In recent years, more energy has been devoted to the pros and cons of affirmative action than probably any other education topic.

But these arguments on what should or shouldn’t be done to help black and brown students skirt a far more fundamental issue, which even liberal educators and politicians often avoid: why do black and brown students need affirmative action or any other kind of race-based help to enjoy the same level of success in college enjoyed by Asian students and white students?

Underlying the answers to that question are two seemingly contradictory bodies of fact.

The first is that, despite Brown v. Board of Education, black and brown children still have highly segregated educations and to a disproportionate degree are taught in relatively crowded, often badly maintained schools in underfinanced school districts. The second is that even middle-class black and brown students apparently having the same educational opportunities as white cohorts still underperform them.

This, the first of several articles addressing these issues, concentrates on school segregation. A second article deals with the inequality of the education offered in these segregated schools.

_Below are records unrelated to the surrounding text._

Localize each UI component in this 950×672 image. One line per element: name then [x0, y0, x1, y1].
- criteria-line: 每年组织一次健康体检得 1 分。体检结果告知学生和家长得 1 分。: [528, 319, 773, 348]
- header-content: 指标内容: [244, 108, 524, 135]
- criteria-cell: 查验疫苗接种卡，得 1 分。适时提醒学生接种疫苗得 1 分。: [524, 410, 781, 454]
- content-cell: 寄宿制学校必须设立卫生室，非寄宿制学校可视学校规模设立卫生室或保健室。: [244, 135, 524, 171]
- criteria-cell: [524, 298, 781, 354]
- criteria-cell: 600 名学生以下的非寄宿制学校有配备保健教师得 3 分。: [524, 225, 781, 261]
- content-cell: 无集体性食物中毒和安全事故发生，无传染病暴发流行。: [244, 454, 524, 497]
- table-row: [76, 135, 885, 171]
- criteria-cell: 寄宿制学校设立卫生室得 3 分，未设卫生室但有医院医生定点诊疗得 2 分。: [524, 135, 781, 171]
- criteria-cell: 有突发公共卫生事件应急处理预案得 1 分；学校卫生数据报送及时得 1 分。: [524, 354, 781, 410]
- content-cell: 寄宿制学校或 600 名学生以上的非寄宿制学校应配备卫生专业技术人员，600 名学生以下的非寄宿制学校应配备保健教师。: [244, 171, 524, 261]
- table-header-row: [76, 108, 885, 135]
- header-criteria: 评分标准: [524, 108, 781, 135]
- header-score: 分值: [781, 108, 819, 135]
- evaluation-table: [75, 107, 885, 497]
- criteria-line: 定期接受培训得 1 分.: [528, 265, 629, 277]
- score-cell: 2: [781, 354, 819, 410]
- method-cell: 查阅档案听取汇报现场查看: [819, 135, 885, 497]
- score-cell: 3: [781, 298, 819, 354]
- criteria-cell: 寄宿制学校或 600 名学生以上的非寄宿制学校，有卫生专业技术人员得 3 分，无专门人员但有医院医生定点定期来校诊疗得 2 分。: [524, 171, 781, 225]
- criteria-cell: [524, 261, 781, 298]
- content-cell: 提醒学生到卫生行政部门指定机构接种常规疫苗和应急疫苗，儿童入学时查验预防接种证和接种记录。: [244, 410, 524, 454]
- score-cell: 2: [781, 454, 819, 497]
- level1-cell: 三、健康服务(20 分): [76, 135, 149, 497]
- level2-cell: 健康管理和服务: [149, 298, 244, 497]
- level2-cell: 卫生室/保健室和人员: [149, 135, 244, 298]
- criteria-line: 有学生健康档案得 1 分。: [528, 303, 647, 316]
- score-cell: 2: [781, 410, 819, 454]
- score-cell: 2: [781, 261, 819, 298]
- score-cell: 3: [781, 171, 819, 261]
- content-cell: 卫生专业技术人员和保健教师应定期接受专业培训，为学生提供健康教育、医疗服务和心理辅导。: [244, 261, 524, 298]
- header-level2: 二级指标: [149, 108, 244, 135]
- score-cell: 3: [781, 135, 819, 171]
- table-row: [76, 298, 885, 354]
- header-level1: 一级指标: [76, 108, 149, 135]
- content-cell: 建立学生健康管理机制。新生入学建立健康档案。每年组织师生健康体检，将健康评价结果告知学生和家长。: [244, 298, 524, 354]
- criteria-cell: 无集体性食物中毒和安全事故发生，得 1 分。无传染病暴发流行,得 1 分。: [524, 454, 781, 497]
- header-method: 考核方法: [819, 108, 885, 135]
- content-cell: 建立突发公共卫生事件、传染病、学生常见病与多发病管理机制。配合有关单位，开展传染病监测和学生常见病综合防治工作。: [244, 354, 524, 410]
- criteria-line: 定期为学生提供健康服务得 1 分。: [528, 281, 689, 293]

A following article will address the persistence of underperformance by black and brown students even where educational opportunities are apparently equal. The fourth and final article in the series will address arguments made by conservative scholars and analysts explaining away various educational disparities of opportunity and outcome as natural and unavoidable consequences that the government should not attempt to remedy.

Our Segregated Schools

The persuasive argument of Brown v. Board of Education (1954) that segregated classrooms disadvantaged African-American children was based in part on testimony in an earlier court case. In Briggs v. Elliott (1950), some of the country’s most prominent social scientists, including Dr. Kenneth Clark, testified that segregation, including segregation in classrooms, inevitably lowered the self-esteem and inevitably the academic performance of African-American students.

Even if the education offered in segregated classrooms was otherwise of equal quality — "separate but equal" was the usual defensive phrase — African-American students were being denied “equal protection under the law” promised in the U.S. Constitution’s 14th Amendment.

In fact, the promised 14th Amendment protection never extended to even half the African American students in southern schools. By 1984, 44% of African American students in the South attended schools that were at least 50% white, but that percentage has declined steadily since then and by 2012 had declined to 23%, back where it was in the 1960s.

Worse, research by both The Center for American Progress and UCLA’s Civil Rights Project indicates that in all U.S. schools, not just in the South, a third of students attend schools in which 90% of the students are of the same race. Nearly half of U.S. school districts are also "hypersegregated," a designation indicating that around three-quarters of the students come from low-income families.

Black children who are poor find themselves clustered together and isolated from the mainstream of U.S. education. The promise of Brown v. Board of Education was never reached. All the data show that segregation has consistently increased over several decades.

To understand the underperformance of African-American students in U.S. schools, one need look no farther than these grim segregation statistics.